MARCO is also expressed by human immune suppressive macrophages, and targeting by anti-hMARCO antibodies can activate NK cells to increase their tumor killing. (A) MARCO expression on human macrophages shown by MFI. Tumor-conditioned macrophages with different human melanoma cell lines also up-regulate MARCO. n = 2 to 7. (B–D) Activation of NK cells after coculture with control or anti-MARCO Ab-treated macrophages measured by degranulation (CD107a), IFN-γ expression, and proliferation (Ki-67).
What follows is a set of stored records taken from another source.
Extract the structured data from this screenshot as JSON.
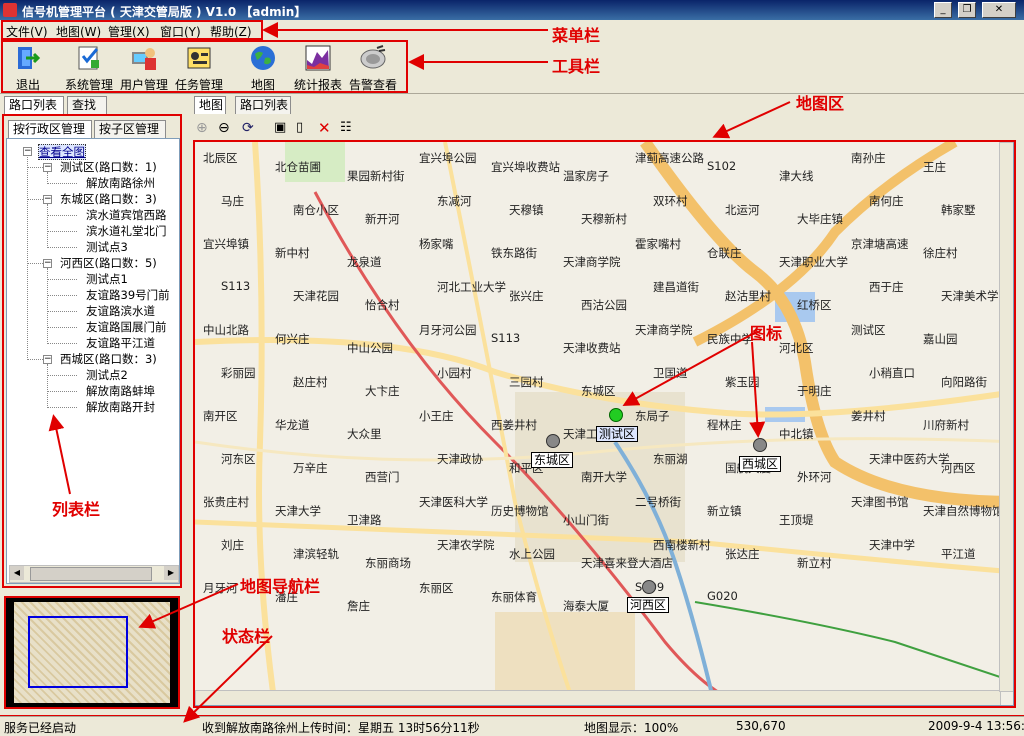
{
  "window": {
    "title": "信号机管理平台 ( 天津交管局版 ) V1.0  【admin】",
    "buttons": [
      "_",
      "❐",
      "✕"
    ]
  },
  "menu": [
    "文件(V)",
    "地图(W)",
    "管理(X)",
    "窗口(Y)",
    "帮助(Z)"
  ],
  "toolbar": [
    {
      "label": "退出",
      "icon": "exit-icon"
    },
    {
      "label": "系统管理",
      "icon": "system-settings-icon"
    },
    {
      "label": "用户管理",
      "icon": "user-management-icon"
    },
    {
      "label": "任务管理",
      "icon": "task-management-icon"
    },
    {
      "label": "地图",
      "icon": "globe-icon"
    },
    {
      "label": "统计报表",
      "icon": "chart-report-icon"
    },
    {
      "label": "告警查看",
      "icon": "alarm-view-icon"
    }
  ],
  "left_tabs": [
    "路口列表",
    "查找"
  ],
  "sub_tabs": [
    "按行政区管理",
    "按子区管理"
  ],
  "tree": {
    "root": "查看全图",
    "groups": [
      {
        "label": "测试区(路口数：1)",
        "items": [
          "解放南路徐州"
        ]
      },
      {
        "label": "东城区(路口数：3)",
        "items": [
          "滨水道宾馆西路",
          "滨水道礼堂北门",
          "测试点3"
        ]
      },
      {
        "label": "河西区(路口数：5)",
        "items": [
          "测试点1",
          "友谊路39号门前",
          "友谊路滨水道",
          "友谊路国展门前",
          "友谊路平江道"
        ]
      },
      {
        "label": "西城区(路口数：3)",
        "items": [
          "测试点2",
          "解放南路蚌埠",
          "解放南路开封"
        ]
      }
    ]
  },
  "map_tabs": [
    "地图",
    "路口列表"
  ],
  "map_tools": [
    "zoom-in-icon",
    "zoom-out-icon",
    "refresh-icon",
    "save-icon",
    "new-icon",
    "delete-icon",
    "properties-icon"
  ],
  "map_labels": [
    "北辰区",
    "北仓苗圃",
    "果园新村街",
    "宜兴埠公园",
    "宜兴埠收费站",
    "温家房子",
    "津蓟高速公路",
    "S102",
    "津大线",
    "南孙庄",
    "王庄",
    "马庄",
    "南仓小区",
    "新开河",
    "东减河",
    "天穆镇",
    "天穆新村",
    "双环村",
    "北运河",
    "大毕庄镇",
    "南何庄",
    "韩家墅",
    "宜兴埠镇",
    "新中村",
    "龙泉道",
    "杨家嘴",
    "铁东路街",
    "天津商学院",
    "霍家嘴村",
    "仓联庄",
    "天津职业大学",
    "京津塘高速",
    "徐庄村",
    "S113",
    "天津花园",
    "怡合村",
    "河北工业大学",
    "张兴庄",
    "西沽公园",
    "建昌道街",
    "赵沽里村",
    "红桥区",
    "西于庄",
    "天津美术学院",
    "中山北路",
    "何兴庄",
    "中山公园",
    "月牙河公园",
    "S113",
    "天津收费站",
    "天津商学院",
    "民族中学",
    "河北区",
    "测试区",
    "嘉山园",
    "彩丽园",
    "赵庄村",
    "大卞庄",
    "小园村",
    "三园村",
    "东城区",
    "卫国道",
    "紫玉园",
    "于明庄",
    "小稍直口",
    "向阳路街",
    "南开区",
    "华龙道",
    "大众里",
    "小王庄",
    "西姜井村",
    "天津工业大学",
    "东局子",
    "程林庄",
    "中北镇",
    "姜井村",
    "川府新村",
    "河东区",
    "万辛庄",
    "西营门",
    "天津政协",
    "和平区",
    "南开大学",
    "东丽湖",
    "国航大厦",
    "外环河",
    "天津中医药大学",
    "河西区",
    "张贵庄村",
    "天津大学",
    "卫津路",
    "天津医科大学",
    "历史博物馆",
    "小山门街",
    "二号桥街",
    "新立镇",
    "王顶堤",
    "天津图书馆",
    "天津自然博物馆",
    "刘庄",
    "津滨轻轨",
    "东丽商场",
    "天津农学院",
    "水上公园",
    "天津喜来登大酒店",
    "西南楼新村",
    "张达庄",
    "新立村",
    "天津中学",
    "平江道",
    "月牙河",
    "潘庄",
    "詹庄",
    "东丽区",
    "东丽体育",
    "海泰大厦",
    "S209",
    "G020"
  ],
  "map_markers": [
    {
      "label": "测试区",
      "color": "#22cc22",
      "selected": true
    },
    {
      "label": "东城区",
      "color": "#888888",
      "selected": false
    },
    {
      "label": "西城区",
      "color": "#888888",
      "selected": false
    },
    {
      "label": "河西区",
      "color": "#888888",
      "selected": false
    }
  ],
  "annotations": {
    "menubar": "菜单栏",
    "toolbar": "工具栏",
    "maparea": "地图区",
    "icon": "图标",
    "list": "列表栏",
    "nav": "地图导航栏",
    "status": "状态栏"
  },
  "status": {
    "service": "服务已经启动",
    "message": "收到解放南路徐州上传时间：星期五 13时56分11秒",
    "zoom": "地图显示：100%",
    "coords": "530,670",
    "datetime": "2009-9-4 13:56:44"
  },
  "colors": {
    "annotation": "#e00000",
    "title_bar": "#0a246a"
  }
}
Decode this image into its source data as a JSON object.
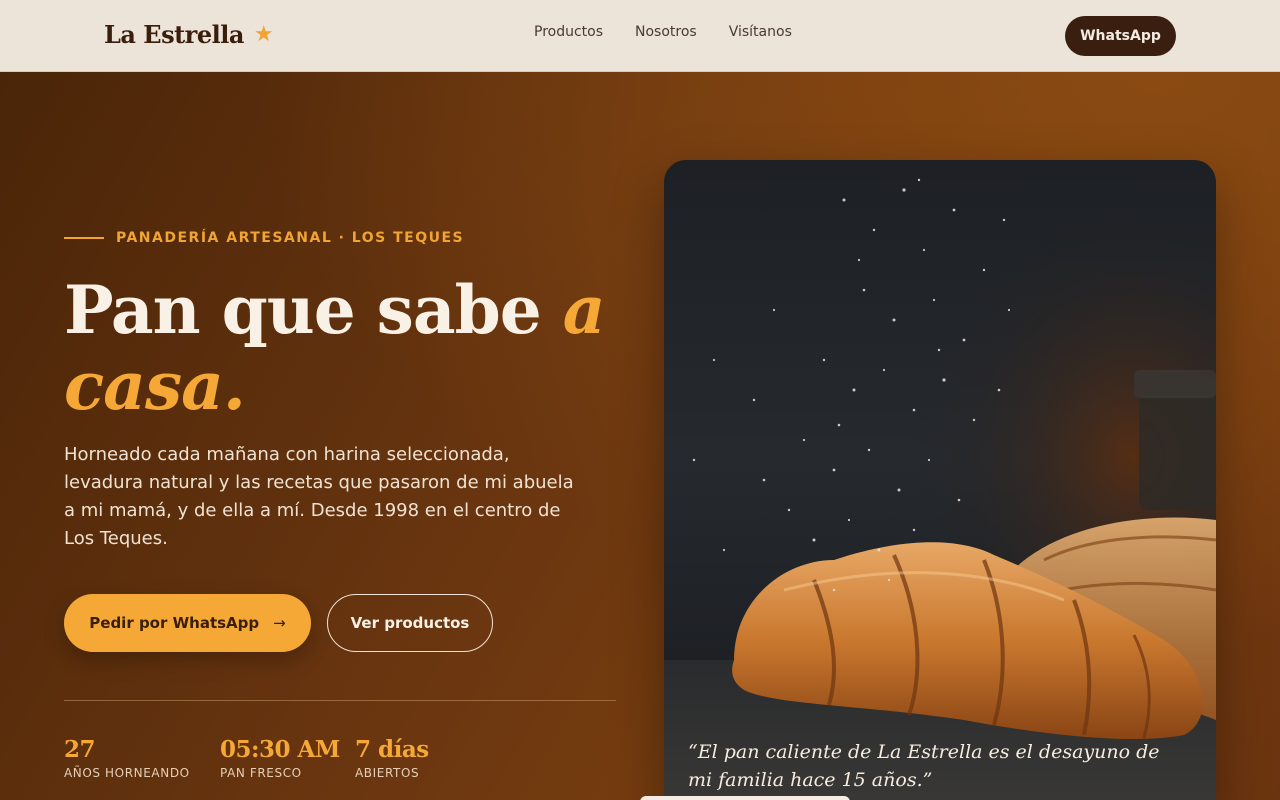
{
  "header": {
    "brand": "La Estrella",
    "star": "★",
    "nav": [
      "Productos",
      "Nosotros",
      "Visítanos"
    ],
    "whatsapp_label": "WhatsApp"
  },
  "hero": {
    "eyebrow": "PANADERÍA ARTESANAL · LOS TEQUES",
    "headline_main": "Pan que sabe ",
    "headline_accent": "a casa.",
    "lead": "Horneado cada mañana con harina seleccionada, levadura natural y las recetas que pasaron de mi abuela a mi mamá, y de ella a mí. Desde 1998 en el centro de Los Teques.",
    "primary_button": "Pedir por WhatsApp",
    "primary_arrow": "→",
    "secondary_button": "Ver productos",
    "stats": [
      {
        "value": "27",
        "label": "AÑOS HORNEANDO"
      },
      {
        "value": "05:30 AM",
        "label": "PAN FRESCO"
      },
      {
        "value": "7 días",
        "label": "ABIERTOS"
      }
    ],
    "photo_quote": "“El pan caliente de La Estrella es el desayuno de mi familia hace 15 años.”"
  },
  "colors": {
    "accent": "#f5a836",
    "dark_brown": "#3a1f10",
    "header_bg": "#ece3d9"
  }
}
NK cells were then stimulated with human melanoma cell line ANRU. Two independent experiments were pooled. Each dot represents one donor. n = 9 or 10. (E–G) Activation of NK cells after coculture with control or anti-MARCO Ab-treated macrophages measured by degranulation (CD107a), IFN-γ expression, and proliferation (Ki-67). NK cells were then stimulated with human melanoma cell line KADA. Two independent experiments were pooled. Each dot represents one donor. n = 9. (H) Human NK cells were cocultured with control or anti-MARCO Ab-treated macrophages, NK cells were transferred to the human melanoma cancer cell line ANRU, and tumor cell killing was measured. Two independent experiments were pooled. Each dot represents one donor. n = 9. (I) Human NK cells were cocultured with control or anti-MARCO Ab-treated macrophages, NK cells were transferred to the human melanoma cell line KADA, tumor cell killing was measured. Two independent experiments were pooled. Each dot represents one donor. n = 9. Data are expressed as mean ± SEM P values were calculated using the Wilcoxon test.